Wednesday, February 7, 2007

Did you know dinosaurs are in your food?

What do calories measure? Energy! Doesn't (directly) matter if it is energy to feed a car or feed your soul; we can use calories for both. In 1940 the average farm in the U.S. produced 2.3 calories of food energy for every calorie of fossil energy it used. By 1974 that ratio was 1:1(1). Today that ratio is on average 10 calories of fossil energy for every one calorie of food(2).

This means that for a USDA recommended 2500 calorie daily diet there are 25,000 calories of fossil fuel (dead Dinos) embedded in one day's food. So how many is this for a year?

Kids, how much does 25,000 times 365 equal? Anyone?

A Really Big Number: 9,125,000 calories.

Whoa. So how much gas does this Really Big Number represent? Go Googling, Mr(s). Detective, and you should find that there are 31,000 calories in one gallon of gas. Go on a tangent (as usually happens when cruising the web) and you will find that a gallon of gas also includes almost 20 pounds of carbon (19.4 to be exact, but for this post let's keep the math simple).

(Wait. 20 pounds of carbon? In a gallon of gas? A gallon only weighs like 6 pounds. How can that be?)

So go grab your calculators and try to calculate how much gas and carbon is in a year's worth of food.
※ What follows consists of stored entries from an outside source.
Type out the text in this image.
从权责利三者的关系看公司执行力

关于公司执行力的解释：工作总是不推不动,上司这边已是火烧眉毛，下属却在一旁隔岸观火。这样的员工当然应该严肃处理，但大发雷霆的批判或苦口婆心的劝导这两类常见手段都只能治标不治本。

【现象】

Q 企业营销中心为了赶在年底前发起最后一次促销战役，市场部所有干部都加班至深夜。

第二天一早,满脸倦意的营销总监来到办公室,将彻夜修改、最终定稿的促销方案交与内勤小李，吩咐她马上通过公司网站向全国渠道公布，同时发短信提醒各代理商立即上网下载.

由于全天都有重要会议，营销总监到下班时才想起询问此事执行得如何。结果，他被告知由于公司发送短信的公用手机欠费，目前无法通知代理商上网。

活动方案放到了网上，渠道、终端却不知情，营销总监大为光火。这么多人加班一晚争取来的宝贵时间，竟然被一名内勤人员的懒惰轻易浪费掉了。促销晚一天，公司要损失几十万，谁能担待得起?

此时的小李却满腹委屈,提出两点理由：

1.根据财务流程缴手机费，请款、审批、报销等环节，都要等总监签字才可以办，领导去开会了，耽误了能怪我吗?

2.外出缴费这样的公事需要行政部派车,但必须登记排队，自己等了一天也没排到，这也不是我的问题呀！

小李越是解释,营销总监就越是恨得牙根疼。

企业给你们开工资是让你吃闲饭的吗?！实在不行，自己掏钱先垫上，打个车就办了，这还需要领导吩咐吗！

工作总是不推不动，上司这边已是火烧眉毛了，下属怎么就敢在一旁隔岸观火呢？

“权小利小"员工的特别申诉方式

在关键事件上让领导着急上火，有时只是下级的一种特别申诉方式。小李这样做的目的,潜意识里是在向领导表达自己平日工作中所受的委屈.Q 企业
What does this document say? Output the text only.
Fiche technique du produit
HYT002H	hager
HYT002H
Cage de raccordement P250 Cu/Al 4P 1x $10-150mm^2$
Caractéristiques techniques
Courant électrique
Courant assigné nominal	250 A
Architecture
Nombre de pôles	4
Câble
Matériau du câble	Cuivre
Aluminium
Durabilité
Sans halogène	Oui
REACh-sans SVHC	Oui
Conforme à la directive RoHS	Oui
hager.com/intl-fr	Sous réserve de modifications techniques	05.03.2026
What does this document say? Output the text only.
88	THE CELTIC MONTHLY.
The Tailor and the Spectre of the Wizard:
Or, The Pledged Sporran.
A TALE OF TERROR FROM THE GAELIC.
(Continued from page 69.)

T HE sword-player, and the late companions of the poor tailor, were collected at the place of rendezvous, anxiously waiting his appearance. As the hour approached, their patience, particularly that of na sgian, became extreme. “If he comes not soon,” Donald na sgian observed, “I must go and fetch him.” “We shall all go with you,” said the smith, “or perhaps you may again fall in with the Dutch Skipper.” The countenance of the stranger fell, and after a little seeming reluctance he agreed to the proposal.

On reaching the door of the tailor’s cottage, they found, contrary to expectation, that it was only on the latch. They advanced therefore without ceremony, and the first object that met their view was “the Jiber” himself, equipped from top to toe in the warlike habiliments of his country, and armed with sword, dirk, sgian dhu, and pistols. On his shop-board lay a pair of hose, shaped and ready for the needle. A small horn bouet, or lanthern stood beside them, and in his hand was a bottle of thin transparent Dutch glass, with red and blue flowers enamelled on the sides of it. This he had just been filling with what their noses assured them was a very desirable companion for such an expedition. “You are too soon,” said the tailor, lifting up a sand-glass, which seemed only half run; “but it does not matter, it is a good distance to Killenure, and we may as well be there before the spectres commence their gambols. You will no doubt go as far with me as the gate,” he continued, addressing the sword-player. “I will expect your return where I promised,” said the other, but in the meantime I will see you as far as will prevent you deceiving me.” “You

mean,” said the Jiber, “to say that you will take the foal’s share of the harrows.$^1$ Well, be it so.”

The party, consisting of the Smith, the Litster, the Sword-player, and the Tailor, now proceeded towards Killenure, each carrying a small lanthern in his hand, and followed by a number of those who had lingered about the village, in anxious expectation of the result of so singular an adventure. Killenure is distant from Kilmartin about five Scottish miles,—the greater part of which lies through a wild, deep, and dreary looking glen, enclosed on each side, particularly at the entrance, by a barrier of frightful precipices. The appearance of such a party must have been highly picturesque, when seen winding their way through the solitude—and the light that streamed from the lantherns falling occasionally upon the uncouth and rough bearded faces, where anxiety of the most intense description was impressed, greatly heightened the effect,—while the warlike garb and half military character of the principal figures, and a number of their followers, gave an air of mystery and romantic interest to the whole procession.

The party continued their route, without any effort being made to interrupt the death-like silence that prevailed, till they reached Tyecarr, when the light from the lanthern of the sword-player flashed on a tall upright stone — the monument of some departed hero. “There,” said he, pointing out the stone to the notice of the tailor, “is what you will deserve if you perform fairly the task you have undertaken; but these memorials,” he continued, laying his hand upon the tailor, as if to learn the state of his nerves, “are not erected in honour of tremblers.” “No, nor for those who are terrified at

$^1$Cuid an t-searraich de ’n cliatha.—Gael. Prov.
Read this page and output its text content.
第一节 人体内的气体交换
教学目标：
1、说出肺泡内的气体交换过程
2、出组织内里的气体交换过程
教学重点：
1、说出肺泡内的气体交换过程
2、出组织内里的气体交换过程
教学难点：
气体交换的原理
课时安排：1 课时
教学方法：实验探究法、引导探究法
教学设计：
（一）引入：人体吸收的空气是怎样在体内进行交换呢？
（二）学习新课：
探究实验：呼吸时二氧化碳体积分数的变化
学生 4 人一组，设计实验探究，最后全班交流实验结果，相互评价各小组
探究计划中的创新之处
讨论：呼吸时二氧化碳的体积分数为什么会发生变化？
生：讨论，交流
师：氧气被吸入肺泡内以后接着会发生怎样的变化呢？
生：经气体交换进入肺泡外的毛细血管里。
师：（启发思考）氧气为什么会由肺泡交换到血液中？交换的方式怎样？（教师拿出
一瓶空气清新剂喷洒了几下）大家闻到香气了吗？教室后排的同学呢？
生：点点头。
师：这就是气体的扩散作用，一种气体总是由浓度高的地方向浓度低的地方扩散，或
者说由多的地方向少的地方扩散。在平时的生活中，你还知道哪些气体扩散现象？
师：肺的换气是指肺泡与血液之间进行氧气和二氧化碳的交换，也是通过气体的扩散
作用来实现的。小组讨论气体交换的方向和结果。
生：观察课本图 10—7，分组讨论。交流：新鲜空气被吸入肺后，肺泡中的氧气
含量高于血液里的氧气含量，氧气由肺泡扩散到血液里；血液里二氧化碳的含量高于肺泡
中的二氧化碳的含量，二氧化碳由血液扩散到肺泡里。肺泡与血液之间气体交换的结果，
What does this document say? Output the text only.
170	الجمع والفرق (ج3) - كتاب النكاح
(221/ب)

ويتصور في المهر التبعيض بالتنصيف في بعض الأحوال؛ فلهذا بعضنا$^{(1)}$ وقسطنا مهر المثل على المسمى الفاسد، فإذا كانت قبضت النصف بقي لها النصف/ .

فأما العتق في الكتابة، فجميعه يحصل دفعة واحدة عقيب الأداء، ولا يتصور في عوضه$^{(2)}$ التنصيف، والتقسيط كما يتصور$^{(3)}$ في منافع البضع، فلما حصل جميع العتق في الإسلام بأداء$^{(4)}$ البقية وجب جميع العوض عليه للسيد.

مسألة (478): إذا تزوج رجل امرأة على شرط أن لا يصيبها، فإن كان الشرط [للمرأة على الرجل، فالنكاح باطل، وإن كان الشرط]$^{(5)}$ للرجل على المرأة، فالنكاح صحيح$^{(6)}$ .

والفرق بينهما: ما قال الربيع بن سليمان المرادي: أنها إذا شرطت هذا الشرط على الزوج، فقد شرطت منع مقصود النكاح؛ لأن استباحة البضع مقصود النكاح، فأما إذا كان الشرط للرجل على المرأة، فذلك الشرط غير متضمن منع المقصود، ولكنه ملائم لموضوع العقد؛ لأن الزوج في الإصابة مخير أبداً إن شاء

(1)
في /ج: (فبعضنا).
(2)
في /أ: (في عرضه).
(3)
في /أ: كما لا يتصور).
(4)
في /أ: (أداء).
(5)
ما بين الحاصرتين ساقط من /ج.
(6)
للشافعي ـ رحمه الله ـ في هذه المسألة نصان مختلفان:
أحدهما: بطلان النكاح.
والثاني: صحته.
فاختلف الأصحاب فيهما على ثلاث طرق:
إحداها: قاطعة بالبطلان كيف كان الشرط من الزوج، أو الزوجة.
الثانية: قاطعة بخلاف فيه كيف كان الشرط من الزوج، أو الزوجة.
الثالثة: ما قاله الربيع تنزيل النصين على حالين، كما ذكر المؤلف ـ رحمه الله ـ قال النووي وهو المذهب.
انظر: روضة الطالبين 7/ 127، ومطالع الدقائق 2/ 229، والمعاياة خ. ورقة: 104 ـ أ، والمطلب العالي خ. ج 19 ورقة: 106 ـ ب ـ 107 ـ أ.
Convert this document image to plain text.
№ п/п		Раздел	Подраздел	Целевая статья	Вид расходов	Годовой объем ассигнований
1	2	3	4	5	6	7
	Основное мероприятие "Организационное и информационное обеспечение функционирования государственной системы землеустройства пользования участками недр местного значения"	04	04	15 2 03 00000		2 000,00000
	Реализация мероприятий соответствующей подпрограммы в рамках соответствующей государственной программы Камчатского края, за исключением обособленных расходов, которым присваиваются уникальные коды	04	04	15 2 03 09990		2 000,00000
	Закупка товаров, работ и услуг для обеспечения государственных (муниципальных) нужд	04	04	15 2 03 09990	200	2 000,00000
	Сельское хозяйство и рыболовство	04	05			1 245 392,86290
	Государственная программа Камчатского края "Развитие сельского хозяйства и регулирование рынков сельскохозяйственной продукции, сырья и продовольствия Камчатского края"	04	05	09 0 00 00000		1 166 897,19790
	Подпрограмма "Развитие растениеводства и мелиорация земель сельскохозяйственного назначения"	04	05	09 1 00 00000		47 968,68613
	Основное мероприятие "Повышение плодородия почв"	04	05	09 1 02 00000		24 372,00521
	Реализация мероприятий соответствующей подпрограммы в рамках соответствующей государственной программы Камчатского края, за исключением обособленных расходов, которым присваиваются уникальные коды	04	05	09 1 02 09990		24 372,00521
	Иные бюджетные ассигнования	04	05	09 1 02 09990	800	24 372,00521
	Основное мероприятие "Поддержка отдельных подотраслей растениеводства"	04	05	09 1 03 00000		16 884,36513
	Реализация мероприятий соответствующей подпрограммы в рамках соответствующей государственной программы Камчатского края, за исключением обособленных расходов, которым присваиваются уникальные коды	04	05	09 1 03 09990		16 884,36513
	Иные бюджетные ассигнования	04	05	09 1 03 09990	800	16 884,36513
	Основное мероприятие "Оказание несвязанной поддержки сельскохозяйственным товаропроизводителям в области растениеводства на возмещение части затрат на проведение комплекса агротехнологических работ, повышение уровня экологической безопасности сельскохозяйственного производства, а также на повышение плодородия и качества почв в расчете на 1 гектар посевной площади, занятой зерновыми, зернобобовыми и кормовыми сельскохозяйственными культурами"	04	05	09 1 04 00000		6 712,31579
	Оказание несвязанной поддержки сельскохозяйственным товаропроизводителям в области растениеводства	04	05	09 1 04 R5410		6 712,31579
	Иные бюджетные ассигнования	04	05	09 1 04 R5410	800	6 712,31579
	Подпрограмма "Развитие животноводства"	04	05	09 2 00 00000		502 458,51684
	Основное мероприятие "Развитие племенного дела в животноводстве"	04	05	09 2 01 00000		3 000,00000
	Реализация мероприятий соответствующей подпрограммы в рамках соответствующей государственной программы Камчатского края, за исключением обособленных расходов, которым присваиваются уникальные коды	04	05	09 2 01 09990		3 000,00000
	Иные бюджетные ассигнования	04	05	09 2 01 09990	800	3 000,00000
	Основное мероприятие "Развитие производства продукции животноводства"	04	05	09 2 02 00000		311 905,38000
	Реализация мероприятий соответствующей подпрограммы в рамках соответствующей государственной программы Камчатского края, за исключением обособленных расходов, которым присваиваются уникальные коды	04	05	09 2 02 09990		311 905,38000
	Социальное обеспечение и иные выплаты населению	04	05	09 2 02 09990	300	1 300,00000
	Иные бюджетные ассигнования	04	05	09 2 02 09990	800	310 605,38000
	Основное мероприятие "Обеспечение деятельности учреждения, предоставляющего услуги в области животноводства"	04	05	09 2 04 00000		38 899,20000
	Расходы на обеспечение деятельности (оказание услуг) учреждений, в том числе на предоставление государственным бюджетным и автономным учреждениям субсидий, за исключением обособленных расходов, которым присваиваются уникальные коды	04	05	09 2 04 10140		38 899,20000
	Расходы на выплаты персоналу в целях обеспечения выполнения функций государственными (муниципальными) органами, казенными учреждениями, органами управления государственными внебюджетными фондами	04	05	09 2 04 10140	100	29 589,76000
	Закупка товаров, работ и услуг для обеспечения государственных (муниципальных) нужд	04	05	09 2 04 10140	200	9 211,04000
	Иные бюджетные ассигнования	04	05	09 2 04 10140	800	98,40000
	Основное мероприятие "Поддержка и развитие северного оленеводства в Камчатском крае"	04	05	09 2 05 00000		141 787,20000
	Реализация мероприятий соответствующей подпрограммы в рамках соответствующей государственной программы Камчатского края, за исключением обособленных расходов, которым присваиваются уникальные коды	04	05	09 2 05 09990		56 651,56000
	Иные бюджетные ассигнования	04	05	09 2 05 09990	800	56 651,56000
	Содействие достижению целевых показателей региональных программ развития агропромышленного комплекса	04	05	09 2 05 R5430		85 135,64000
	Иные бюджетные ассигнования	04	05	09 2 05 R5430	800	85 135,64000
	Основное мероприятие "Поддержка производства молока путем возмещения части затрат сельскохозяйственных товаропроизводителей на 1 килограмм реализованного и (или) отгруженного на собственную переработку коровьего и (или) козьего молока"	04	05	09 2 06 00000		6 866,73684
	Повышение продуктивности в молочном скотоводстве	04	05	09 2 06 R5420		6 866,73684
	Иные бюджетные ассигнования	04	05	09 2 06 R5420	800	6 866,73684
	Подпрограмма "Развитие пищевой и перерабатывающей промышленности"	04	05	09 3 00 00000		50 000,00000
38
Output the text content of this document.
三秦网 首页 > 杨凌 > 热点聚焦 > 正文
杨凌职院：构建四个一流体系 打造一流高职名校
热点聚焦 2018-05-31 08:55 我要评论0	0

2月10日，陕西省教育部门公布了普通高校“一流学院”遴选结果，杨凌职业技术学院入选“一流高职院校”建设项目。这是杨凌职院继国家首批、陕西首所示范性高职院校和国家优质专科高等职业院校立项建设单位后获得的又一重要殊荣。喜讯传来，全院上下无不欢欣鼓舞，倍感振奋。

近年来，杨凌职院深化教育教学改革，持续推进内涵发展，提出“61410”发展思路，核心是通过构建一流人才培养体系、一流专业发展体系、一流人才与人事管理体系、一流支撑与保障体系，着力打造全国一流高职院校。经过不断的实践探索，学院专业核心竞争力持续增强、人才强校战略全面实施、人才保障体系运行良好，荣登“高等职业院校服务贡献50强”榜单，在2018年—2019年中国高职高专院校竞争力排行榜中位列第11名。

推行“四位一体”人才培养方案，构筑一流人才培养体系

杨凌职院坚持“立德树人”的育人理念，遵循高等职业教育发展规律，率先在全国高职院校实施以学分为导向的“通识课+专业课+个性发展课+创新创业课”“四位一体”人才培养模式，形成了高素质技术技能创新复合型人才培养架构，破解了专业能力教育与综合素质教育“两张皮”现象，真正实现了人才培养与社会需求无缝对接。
So you may ask, what does this have to do with the price of bread? Well, alot. And it involves not just the bread we eat, it involves the air we breath and the climate we are a 'changing.

For one person:
A year of recommended calories (2,500 per day)
contains 9,125,000 calories of energy (for conventional industrialized food)
that equals 294 gallons of gas in every person's food
and 5,884 pounds of carbon entering the atmosphere.

That's per person. In the U.S. we now have 300 million people. Let's just take 1% of that number, 3 million people, which happens to be about the population of a large metropolitan area like Seattle.

This means each year 3 million people eat food containing the equivalent of 88.2 billion gallons of gas and 882 million tons of carbon that has entered our atmosphere.

Pass the local organic salad, please.

(1): Richard Manning, "The Oil We Eat: Following the food chain back to Iraq," Harper's Magazine, Friday, July 23, 2004
(2): see Food System Factoids Post "So how much energy do we use to make ... energy?"